Adapted from www.australianhiramasa.com/main.asp
The Australian Hiramasa Company has developed hatchery to allow the breeding of large quantities of disease free juvenile fish which are hand fed live foods. Juvenile fish are continuously monitored and graded in on shore tanking systems until they reach a weight of 5 grams. They are then dispatched to off shore sea farms along the South Australian coastline for grow out. These ideal conditions include twice daily 2 metre tidal movement and annual average water temperatures of between 14 and 26oC.
The sea farms are situated in a disease free environment and daily monitoring by qualified personnel of oxygen levels, water flow, water temperature and stock densities, ensures stress free growth of the kingfish. After harvesting, at 1 to 5 kg, the fish are processed and packagedat their modern on shore handling facility to minimise the time from sea farm to sale. Yellowtail kingfish are usually sold as whole fish. They are also sold on the domestic
market in cutlet or fillet form, with better quality fish being sold for sashimi.
Other kingfish farms follow similar procedures but purchase young fish weighing 5 grams which are transported into sea cages, which are usually 25
metres diameter and 4 to 8 metres deep, where they can reach 1.5 kg by the end of a growing season lasting
from six to eight months. The fish are fed special pellets developed for them. Care needs to be taken to prevent large quantities of uneaten food and
fish wastes sinking to the bottom beneath the cages, which may affect the water quality, stock condition
and create pollution in the surrounding environment.

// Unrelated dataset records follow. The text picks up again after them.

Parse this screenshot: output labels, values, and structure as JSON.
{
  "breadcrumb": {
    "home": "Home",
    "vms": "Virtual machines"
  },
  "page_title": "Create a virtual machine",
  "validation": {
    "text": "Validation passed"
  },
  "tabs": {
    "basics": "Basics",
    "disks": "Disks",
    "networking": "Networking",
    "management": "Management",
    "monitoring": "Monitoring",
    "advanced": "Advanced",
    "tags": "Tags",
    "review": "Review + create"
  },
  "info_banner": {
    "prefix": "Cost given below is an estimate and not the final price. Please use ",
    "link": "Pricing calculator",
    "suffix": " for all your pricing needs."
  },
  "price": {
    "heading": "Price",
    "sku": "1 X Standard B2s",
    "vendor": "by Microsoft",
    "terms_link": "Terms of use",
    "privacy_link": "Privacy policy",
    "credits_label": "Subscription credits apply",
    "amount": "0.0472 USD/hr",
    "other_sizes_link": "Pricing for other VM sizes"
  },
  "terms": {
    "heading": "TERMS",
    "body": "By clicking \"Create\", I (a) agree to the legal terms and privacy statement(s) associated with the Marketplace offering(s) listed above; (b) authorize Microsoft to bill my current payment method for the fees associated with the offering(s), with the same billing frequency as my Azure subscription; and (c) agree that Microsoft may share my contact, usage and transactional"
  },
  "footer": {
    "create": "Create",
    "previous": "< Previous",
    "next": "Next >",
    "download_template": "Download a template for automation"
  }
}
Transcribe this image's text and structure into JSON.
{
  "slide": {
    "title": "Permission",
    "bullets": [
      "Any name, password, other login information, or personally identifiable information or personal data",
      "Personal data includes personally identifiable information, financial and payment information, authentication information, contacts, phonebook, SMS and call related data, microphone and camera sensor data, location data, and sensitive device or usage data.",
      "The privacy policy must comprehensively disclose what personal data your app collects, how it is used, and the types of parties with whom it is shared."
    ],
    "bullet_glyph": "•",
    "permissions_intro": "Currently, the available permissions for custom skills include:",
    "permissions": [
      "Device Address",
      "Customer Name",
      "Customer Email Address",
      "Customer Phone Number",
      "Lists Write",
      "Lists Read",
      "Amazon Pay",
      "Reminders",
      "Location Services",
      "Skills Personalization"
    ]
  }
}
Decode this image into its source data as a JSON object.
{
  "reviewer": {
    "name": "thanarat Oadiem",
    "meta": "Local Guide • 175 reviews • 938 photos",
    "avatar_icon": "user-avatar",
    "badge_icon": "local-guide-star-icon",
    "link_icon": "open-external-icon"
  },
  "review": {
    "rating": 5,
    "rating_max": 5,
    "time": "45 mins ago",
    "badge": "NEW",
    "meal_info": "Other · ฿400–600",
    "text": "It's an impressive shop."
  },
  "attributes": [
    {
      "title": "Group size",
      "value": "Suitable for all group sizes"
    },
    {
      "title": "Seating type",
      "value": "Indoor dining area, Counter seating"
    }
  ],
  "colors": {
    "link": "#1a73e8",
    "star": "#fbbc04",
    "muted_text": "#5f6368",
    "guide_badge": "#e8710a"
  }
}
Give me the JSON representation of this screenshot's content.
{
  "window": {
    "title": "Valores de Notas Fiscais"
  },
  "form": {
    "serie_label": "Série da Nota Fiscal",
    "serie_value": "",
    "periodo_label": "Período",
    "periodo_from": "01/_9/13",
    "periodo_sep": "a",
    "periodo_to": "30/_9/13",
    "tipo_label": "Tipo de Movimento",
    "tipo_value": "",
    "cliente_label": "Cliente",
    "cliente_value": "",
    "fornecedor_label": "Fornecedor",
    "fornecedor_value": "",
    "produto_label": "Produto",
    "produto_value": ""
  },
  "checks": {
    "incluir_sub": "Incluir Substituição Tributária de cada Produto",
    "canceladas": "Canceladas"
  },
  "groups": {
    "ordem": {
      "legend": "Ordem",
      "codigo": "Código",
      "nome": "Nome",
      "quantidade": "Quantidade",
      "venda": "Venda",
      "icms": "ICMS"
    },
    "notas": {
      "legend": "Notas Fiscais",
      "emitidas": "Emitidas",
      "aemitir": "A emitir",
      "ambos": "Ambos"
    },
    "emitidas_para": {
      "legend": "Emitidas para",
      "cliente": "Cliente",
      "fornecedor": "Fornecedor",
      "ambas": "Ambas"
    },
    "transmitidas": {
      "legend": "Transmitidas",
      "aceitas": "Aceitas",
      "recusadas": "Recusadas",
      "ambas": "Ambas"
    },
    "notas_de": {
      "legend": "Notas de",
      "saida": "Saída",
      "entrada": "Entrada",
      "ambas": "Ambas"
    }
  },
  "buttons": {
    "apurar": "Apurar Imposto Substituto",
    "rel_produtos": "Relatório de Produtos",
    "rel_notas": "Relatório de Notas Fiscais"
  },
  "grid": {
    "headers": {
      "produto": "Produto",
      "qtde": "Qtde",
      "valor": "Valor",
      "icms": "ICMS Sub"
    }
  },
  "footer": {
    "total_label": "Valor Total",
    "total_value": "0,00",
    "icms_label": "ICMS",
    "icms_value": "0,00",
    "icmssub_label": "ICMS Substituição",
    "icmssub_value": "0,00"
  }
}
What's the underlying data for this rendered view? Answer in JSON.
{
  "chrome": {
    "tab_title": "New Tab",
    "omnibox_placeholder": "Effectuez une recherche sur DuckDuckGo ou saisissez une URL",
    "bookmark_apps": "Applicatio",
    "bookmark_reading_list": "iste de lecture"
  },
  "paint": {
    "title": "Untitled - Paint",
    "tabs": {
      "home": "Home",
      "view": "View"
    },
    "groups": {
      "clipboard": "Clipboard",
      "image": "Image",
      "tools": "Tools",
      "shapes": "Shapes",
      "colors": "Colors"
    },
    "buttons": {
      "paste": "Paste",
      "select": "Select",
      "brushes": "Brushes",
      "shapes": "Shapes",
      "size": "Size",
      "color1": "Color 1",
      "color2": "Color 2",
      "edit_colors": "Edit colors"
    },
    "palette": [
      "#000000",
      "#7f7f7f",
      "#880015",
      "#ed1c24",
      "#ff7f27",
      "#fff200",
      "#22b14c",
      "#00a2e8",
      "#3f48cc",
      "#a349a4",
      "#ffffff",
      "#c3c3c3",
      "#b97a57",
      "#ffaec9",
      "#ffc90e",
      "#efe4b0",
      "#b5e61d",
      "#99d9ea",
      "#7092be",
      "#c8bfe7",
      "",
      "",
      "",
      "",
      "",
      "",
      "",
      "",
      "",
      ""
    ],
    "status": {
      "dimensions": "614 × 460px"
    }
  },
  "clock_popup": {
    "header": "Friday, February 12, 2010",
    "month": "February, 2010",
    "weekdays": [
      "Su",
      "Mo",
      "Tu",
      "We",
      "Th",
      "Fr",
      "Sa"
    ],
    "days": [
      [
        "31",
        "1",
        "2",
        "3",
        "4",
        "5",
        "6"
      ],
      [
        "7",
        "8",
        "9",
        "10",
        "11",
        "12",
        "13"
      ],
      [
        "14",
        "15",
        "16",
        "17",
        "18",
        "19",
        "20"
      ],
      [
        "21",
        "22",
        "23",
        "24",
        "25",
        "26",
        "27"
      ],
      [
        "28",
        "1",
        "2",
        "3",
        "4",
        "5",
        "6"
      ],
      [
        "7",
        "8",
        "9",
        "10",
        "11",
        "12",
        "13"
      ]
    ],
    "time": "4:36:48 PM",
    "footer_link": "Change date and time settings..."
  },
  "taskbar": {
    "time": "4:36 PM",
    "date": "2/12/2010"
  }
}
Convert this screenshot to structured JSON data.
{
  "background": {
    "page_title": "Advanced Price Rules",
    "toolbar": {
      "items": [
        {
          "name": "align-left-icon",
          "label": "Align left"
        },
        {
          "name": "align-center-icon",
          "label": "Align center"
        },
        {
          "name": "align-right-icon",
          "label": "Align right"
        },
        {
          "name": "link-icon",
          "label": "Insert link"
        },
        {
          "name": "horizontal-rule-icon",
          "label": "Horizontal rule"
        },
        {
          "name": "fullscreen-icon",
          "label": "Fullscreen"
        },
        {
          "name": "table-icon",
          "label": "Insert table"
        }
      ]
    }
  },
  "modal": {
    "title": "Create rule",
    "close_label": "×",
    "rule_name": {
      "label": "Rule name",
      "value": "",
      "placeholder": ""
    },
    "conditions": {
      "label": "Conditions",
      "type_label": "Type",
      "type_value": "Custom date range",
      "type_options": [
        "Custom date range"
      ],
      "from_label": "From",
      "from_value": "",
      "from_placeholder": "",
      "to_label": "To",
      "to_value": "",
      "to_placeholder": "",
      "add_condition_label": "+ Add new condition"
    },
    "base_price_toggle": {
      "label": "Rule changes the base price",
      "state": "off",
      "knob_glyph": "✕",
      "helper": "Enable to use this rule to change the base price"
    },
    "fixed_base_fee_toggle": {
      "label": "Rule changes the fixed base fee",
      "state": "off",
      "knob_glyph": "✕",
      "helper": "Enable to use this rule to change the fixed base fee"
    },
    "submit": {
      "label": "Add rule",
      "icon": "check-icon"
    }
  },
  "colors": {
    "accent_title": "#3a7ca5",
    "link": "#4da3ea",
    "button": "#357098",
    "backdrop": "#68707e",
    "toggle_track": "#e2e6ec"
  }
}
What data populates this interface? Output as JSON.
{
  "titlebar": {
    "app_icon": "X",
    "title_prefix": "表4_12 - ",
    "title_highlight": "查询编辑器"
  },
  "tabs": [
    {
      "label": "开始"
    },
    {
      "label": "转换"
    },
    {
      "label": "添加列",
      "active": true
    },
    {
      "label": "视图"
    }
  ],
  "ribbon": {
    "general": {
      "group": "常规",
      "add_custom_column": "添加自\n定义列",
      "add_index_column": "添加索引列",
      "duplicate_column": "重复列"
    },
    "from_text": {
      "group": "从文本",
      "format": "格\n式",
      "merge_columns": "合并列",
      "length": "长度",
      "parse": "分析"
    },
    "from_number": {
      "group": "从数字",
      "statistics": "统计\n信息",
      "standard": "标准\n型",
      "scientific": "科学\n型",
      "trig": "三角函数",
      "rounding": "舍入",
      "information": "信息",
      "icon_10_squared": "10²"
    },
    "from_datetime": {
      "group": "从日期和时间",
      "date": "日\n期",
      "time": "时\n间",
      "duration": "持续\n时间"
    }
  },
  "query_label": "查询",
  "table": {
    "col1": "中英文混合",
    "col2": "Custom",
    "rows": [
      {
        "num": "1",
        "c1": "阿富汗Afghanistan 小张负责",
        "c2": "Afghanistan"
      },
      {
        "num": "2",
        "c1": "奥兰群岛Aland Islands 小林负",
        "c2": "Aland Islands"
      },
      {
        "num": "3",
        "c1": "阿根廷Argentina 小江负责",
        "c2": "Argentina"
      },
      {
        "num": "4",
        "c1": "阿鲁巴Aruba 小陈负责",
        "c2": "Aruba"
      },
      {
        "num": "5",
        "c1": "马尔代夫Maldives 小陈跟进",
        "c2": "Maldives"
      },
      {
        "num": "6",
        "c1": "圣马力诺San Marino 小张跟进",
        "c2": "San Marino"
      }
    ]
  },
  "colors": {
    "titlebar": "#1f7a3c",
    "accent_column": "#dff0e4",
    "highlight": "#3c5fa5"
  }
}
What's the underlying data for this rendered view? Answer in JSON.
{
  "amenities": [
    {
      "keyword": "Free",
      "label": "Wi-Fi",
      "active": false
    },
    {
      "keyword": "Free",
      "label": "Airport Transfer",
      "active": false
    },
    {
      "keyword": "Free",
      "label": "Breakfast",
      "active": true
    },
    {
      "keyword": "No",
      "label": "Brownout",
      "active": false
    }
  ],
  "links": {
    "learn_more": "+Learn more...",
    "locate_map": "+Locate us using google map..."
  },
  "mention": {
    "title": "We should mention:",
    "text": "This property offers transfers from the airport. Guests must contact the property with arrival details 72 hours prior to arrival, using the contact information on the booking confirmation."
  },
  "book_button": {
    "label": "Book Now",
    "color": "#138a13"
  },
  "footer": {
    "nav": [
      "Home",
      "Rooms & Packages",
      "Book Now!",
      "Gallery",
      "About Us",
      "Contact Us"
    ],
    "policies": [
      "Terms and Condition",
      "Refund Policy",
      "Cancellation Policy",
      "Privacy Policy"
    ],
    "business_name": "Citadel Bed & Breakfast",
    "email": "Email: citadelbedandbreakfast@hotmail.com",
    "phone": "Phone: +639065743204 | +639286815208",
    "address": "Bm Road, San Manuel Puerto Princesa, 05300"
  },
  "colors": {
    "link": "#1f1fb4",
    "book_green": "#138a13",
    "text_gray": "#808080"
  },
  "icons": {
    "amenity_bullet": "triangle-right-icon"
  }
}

There are currently two hatcheries in South Australia. Breeding stock are caught from the wild and are maintained in large indoor broodstock tanks of
greater than 90 m3 and 2 metres deep. Special permits are required before capture of breeding stock,
Conservationists have expressed concerns about the farming of Yellowtail kingfish. Of major concern is the possibility of the escape of kingfish from farms around the
Eyre Peninsula due to their potential predatory impact on local populations of other fish species.